When I first started reading this, I had some trouble¬†because I was convinced that there was a mistake in the printing. Several b’s were turned to p’s, and v’s to f’s, and d’s to t’s. Then I realized that was elaborating on pronunciation for the Welsh and French characters and it got easier to deal with.

Whew!

This is one of those plays I think anybody could enjoy, and let’s just say the ending’s pretty satisfying. The meetings between the ladies and Falstaff are so much fun to read…and I’d love to see this one on the stage.

Now, for some notable quotables:

SIR JOHN: I have writ me here a letter to her–and here another to Page’s wife, who even now gave me good eyes too, examined my parts with most judicious oeillades; sometimes the beam of her view gilded my food, sometimes my portly belly.

PISTOL: Then did the sun on dunghill shine.

NIM: I thank thee for that humour.

SIR JOHN: O, she did so course o’er my exteriors, with such a greedy intention, that the appetite of her eye did seem to scorch me up like a burning-glass!
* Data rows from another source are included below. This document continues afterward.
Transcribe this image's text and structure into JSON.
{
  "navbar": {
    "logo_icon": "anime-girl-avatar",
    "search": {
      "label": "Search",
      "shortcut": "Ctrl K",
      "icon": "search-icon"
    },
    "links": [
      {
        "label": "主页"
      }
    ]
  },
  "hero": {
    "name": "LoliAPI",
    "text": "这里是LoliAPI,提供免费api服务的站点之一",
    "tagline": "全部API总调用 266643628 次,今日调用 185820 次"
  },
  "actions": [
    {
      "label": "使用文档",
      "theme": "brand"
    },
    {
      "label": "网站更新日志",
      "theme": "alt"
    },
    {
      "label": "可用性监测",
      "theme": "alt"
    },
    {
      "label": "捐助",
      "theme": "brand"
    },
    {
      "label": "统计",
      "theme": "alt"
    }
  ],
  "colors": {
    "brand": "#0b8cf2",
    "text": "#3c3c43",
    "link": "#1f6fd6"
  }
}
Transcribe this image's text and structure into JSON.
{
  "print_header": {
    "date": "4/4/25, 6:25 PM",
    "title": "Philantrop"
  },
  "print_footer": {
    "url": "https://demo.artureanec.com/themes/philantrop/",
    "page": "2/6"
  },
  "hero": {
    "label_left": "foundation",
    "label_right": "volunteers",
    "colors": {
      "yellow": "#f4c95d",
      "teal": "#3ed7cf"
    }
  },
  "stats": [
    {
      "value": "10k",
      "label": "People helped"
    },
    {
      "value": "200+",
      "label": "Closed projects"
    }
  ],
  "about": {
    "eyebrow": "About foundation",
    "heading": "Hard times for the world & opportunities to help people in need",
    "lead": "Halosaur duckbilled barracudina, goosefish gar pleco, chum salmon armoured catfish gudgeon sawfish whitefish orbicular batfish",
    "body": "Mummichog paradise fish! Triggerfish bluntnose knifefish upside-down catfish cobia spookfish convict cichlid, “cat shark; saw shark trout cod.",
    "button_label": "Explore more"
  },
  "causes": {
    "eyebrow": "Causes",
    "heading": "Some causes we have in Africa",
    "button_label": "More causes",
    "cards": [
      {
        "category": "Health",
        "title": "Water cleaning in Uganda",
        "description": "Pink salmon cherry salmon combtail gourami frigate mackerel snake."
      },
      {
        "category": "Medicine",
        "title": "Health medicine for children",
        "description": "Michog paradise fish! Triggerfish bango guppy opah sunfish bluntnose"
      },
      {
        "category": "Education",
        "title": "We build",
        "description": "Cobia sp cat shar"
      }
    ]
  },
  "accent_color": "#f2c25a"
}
Here’s another letter to her. She bears the purse too. She is a region in Guiana, all gold and bounty. I will be cheaters to them both, and they shall be exchequers to me. They shall be my East and West Indies, and I will trade to them both. (Giving a letter to Pistol) Go bear thou this letter to Mistress Page, (giving a letter to Nim) and thou this to Mistress Ford. We will thrive, lads, we will thrive.

–Act 1, Scene 3

FORD: …I will rather trust a Fleming with my butter, Parson Hugh the Welshman with my cheese, an Irishman with my aqua-vitae bottle, or a thief to walk my ambling gelding, than my wife with herself. Then she plots, then she ruminates, then she devises; and what they think in their hearts they may effect, they will break their hearts but they will effect. God be praised for my jealousy! Eleven o-clock the hour, I will prevent this, detect my wife, be revenged on Falstaff, and laugh at Page. I will about it. Better three hours too soon than a minute too late. God’s my life: cuckold, cuckold, cuckold!